Our data type for GPyTorch models are torch tensors.
temp = torch.tensor(df.Temp.values, dtype=torch.float32)
With missing values our training x and y points will be need to be chosen as:
- x = index values where there is non null values
- y = observed temperature values that are non null
train_x = torch.where(~torch.isnan(temp))[0]
train_x
train_y = temp[~torch.isnan(temp)]
train_y
Similiary to Pytorch, you must define a class for each model you construct. With GPyTorch, there are 5 objects you must specify:
- GP model: gpytorch.models.ExactGP
- Likelihood: gpytorch.likelihoods.GaussianLikelihood()
- Mean: gpytorch.means.ConstantMean()
- Kernal: gpytorch.kernels.ScaleKernel(gpytorch.kernels.RBFKernel())
- Distribution: gpytorch.distributions.MultivariateNormal()
These are all the "default" settings for a gaussian process. If you had a choice to tweak one, choose the kernal. A good place to learn more is at: https://www.cs.toronto.edu/~duvenaud/cookbook/
class ExactGPModel(gpytorch.models.ExactGP):
def __init__(self, train_x, train_y, likelihood):
super(ExactGPModel, self).__init__(train_x, train_y, likelihood)
self.mean_module = gpytorch.means.ConstantMean()
self.covar_module = gpytorch.kernels.ScaleKernel(gpytorch.kernels.RBFKernel())
def forward(self, x):
mean_x = self.mean_module(x)
covar_x = self.covar_module(x)
return gpytorch.distributions.MultivariateNormal(mean_x, covar_x)
likelihood = gpytorch.likelihoods.GaussianLikelihood()
model = ExactGPModel(train_x, train_y, likelihood)
training_iter = 10000
# Find optimal model hyperparameters
model.train()
likelihood.train()
# Use the adam optimizer
optimizer = torch.optim.Adam([
{'params': model.parameters()}, # Includes GaussianLikelihood parameters
], lr=0.1)
# "Loss" for GPs - the marginal log likelihood
mll = gpytorch.mlls.ExactMarginalLogLikelihood(likelihood, model)

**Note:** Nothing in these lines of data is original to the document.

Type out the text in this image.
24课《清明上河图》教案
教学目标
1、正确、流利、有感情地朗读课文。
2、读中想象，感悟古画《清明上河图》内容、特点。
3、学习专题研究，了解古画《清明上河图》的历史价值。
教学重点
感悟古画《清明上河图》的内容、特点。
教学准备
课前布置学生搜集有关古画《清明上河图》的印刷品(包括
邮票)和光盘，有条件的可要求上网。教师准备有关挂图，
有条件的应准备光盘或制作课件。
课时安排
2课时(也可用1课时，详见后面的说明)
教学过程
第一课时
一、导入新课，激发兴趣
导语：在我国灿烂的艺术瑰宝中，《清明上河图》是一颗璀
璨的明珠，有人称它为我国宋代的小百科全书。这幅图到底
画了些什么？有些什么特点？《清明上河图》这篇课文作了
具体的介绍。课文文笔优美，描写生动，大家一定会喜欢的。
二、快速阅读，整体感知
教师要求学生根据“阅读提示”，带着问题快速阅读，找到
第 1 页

for i in range(training_iter):
# Zero gradients from previous iteration
optimizer.zero_grad()
# Output from model
output = model(train_x)
# Calc loss and backprop gradients
loss = -mll(output, train_y)
loss.backward()
if i % 1000 == 0:
print('Iter %d/%d - Loss: %.3f lengthscale: %.3f noise: %.3f' % (
i, training_iter, loss.item(),
model.covar_module.base_kernel.lengthscale.item(),
model.likelihood.noise.item()
))
optimizer.step()
Now we get out predictions from the model:
# Get into evaluation (predictive posterior) mode
model.eval()
likelihood.eval()
# Make predictions by feeding model through likelihood
with torch.no_grad(), gpytorch.settings.fast_pred_var():
test_x = torch.tensor(list(df.index))
observed_pred = likelihood(model(test_x))
The GPytorch tutorial provides matplotlib code for plotting the mean and confidence itervals of our posterior:
with torch.no_grad():
# Initialize plot
f, ax = plt.subplots(1, 1, figsize=(8, 6))

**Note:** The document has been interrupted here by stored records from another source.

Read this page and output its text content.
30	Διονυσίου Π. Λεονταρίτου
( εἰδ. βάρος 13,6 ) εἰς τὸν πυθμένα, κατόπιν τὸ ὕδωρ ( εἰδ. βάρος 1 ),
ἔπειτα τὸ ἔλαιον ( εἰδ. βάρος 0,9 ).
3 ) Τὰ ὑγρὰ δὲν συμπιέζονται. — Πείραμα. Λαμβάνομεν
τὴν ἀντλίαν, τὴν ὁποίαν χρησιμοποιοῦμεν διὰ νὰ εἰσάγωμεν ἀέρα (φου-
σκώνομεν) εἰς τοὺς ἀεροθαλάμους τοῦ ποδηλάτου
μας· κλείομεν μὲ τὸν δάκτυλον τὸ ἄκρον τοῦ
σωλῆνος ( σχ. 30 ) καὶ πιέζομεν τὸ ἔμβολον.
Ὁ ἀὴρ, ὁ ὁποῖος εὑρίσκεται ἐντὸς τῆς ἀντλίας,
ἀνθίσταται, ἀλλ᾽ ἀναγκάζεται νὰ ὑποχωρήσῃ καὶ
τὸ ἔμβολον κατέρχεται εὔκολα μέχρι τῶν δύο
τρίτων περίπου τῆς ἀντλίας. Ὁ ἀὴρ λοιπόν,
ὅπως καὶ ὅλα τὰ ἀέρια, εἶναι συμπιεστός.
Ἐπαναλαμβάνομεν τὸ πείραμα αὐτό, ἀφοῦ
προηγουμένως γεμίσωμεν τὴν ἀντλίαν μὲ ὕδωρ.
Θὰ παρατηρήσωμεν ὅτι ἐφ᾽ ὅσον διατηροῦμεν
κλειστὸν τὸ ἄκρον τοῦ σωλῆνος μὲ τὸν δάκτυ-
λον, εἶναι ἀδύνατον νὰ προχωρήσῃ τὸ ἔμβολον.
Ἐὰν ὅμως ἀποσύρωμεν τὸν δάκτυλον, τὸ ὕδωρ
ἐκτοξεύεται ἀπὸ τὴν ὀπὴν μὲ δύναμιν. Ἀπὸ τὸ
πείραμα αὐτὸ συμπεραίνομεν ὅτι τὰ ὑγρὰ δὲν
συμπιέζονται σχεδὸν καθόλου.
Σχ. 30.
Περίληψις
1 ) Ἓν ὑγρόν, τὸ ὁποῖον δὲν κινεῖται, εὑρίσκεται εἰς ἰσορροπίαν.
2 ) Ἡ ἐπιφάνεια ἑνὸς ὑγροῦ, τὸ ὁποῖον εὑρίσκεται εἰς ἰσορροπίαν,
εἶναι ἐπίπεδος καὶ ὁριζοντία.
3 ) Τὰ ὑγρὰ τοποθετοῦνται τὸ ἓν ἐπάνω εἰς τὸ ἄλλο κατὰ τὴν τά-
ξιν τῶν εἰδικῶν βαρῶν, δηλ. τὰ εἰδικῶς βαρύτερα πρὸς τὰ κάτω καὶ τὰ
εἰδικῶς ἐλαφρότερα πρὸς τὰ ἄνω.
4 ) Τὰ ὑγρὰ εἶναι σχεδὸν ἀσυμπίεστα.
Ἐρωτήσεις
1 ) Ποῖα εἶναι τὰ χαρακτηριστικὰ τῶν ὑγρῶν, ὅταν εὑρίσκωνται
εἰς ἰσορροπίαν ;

# Get upper and lower confidence bounds
lower, upper = observed_pred.confidence_region()
# Plot training data as black stars
ax.plot(train_x.numpy(), train_y.numpy(), 'k*')
# Plot predictive means as blue line
ax.plot(test_x.numpy(), observed_pred.mean.numpy(), 'b')

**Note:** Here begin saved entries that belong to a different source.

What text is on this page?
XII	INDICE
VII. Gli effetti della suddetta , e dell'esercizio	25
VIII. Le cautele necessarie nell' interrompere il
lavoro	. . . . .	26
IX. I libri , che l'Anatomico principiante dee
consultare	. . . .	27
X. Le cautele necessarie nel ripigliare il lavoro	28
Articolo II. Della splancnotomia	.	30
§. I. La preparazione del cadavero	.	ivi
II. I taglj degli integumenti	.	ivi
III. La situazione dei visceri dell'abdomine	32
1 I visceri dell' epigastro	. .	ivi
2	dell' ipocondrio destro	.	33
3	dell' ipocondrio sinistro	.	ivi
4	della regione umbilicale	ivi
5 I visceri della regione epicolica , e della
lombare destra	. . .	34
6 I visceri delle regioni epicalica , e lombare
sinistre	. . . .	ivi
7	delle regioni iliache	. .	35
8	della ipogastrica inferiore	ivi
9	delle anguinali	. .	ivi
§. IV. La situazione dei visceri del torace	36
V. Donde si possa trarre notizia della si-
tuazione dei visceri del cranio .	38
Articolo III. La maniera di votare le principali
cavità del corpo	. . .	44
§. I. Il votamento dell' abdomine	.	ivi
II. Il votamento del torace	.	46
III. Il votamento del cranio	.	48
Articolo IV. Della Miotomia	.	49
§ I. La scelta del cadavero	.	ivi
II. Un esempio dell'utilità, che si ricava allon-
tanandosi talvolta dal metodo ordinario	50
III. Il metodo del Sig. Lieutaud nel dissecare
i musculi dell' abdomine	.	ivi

# Shade between the lower and upper confidence bounds
ax.fill_between(test_x.numpy(), lower.numpy(), upper.numpy(), alpha=0.5)
ax.legend(['Observed Data', 'Mean', 'Confidence'])
But we can do better. PyMC3 has plotting functionality that allows us to sample from our posterior and plot the results.
from pymc3.gp.util import plot_gp_dist
gp_samples = torch.stack([observed_pred.sample() for i in range(100)])
fig, ax = plt.subplots(figsize=(8,6))
plot_gp_dist(ax, gp_samples.numpy(), test_x.numpy())
df.reset_index().plot(kind='scatter', x='index', y='Temp', c='k', s=50, ax=ax)
With just 100 samples we get a clear picture of where the guassian process mean fits thorugh out data. While not just looking cool, graphing in this way helps to illustrate how the model is generated from a posterior distribution.